Por Cristiane Avancini Alves, doutora em Direito
Fotos e áudios recentes consternaram a comunidade internacional quanto à separação de pais e filhos na fronteira dos Estados Unidos com o México. Os áudios revelam a tristeza e o desespero de crianças que são, sumariamente, levadas para estruturas que se assemelham a verdadeiras gaiolas humanas. As fotos publicadas em diversos meios de comunicação mostram essas estruturas, que chocam nosso olhar e arrepiam nossa memória, não apenas pela desumanidade e crueldade direcionada àqueles que sofrem essa ação – as crianças –, bem como por nos remeterem ao fim da Segunda Guerra Mundial, quando milhares de pessoas foram encontradas em campos de concentração. Ainda que haja o abrandamento dessa política pelo governo dos EUA, é paradoxal pensar que, em pleno século 21, e em um dos países precursores da Carta da ONU de 1945, esse cenário é manchete no noticiário internacional.

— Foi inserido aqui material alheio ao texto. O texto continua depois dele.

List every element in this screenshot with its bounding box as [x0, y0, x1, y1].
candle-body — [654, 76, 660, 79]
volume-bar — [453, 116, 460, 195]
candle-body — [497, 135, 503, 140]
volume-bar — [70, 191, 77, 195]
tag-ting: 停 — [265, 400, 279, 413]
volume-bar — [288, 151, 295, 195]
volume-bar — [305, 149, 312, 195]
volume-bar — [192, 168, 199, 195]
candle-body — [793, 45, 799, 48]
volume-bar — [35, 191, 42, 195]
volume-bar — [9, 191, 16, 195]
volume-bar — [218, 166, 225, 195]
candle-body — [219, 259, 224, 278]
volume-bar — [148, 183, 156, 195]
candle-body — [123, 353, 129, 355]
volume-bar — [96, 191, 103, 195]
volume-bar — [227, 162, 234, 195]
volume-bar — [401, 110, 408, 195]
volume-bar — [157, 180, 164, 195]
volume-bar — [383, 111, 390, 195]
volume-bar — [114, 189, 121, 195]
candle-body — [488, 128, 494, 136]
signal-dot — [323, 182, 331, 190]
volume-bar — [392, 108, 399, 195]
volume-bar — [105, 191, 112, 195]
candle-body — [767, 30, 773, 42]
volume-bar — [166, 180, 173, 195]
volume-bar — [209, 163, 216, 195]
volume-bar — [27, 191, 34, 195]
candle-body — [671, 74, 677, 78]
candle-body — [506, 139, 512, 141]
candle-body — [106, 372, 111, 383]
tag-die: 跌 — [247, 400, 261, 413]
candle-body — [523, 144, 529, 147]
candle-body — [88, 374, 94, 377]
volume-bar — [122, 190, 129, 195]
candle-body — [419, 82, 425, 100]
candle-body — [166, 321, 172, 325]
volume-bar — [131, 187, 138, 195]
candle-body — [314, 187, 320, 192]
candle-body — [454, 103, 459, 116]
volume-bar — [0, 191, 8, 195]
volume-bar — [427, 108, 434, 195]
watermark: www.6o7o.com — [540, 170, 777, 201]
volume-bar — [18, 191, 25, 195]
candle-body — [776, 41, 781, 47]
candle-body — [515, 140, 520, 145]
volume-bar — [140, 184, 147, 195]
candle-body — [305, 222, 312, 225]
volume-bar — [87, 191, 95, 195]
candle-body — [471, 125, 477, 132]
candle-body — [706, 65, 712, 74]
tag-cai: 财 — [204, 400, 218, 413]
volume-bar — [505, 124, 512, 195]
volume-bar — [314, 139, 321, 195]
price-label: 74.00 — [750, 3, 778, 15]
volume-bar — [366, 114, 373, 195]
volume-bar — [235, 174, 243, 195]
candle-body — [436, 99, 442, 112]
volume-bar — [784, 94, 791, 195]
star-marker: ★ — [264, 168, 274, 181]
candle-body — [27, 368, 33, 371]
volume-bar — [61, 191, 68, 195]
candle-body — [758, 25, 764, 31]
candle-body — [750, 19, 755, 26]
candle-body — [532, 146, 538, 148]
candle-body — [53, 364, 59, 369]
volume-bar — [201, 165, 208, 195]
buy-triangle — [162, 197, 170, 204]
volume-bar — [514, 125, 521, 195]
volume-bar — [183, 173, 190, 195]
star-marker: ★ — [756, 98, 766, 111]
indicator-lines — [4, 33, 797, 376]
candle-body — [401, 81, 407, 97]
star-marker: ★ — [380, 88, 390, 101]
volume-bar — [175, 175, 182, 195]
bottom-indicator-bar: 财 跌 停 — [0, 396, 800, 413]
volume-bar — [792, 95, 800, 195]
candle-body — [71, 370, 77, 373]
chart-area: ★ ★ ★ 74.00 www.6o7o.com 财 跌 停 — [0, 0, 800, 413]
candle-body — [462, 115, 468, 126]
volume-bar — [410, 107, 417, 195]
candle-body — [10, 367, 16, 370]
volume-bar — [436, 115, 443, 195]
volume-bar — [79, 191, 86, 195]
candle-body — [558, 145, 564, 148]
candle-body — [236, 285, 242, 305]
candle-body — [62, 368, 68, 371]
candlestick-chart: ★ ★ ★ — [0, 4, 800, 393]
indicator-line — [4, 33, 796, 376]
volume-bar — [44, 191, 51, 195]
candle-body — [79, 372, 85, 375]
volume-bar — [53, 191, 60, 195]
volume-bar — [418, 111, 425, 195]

Na sequência de atos do pós-guerra, foi emanada, pela ONU, a Declaração Universal de Direitos Humanos. Em 2018, celebram-se os 70 anos deste documento, tido, segundo as Nações Unidas, como o mais traduzido no mundo. Outro paradoxo. O documento mais traduzido no mundo tem sido equivocadamente interpretado quando nos deparamos com os fatos acima narrados. A violação aos direitos humanos repete-se, também, em outro deturpado cenário: a publicação de vídeos de torcedores brasileiros na Copa do Mundo da Rússia, que incentivaram nacionais russas a expressarem palavras obscenas sem conhecimento de seu real significado. Poucos sabem que, em 1945, uma mulher, brasileira, foi fundamental para a menção à igualdade entre homens e mulheres na Carta da ONU. A cientista brasileira Bertha Lutz, com a ajuda de delegadas do Uruguai, México, República Dominicana e Austrália, reivindicou a inclusão da defesa dos direitos das mulheres na Carta e a promoção da igualdade de gênero.
Na passagem do tempo entre a coragem de Lutz e as lágrimas de crianças separadas de seus pais em pleno desrespeito aos direitos humanos, clama-se pela efetivação de paz e de liberdade, e não por gaiolas que aprisionam, nestes contextos, a dignidade de cada um de nós.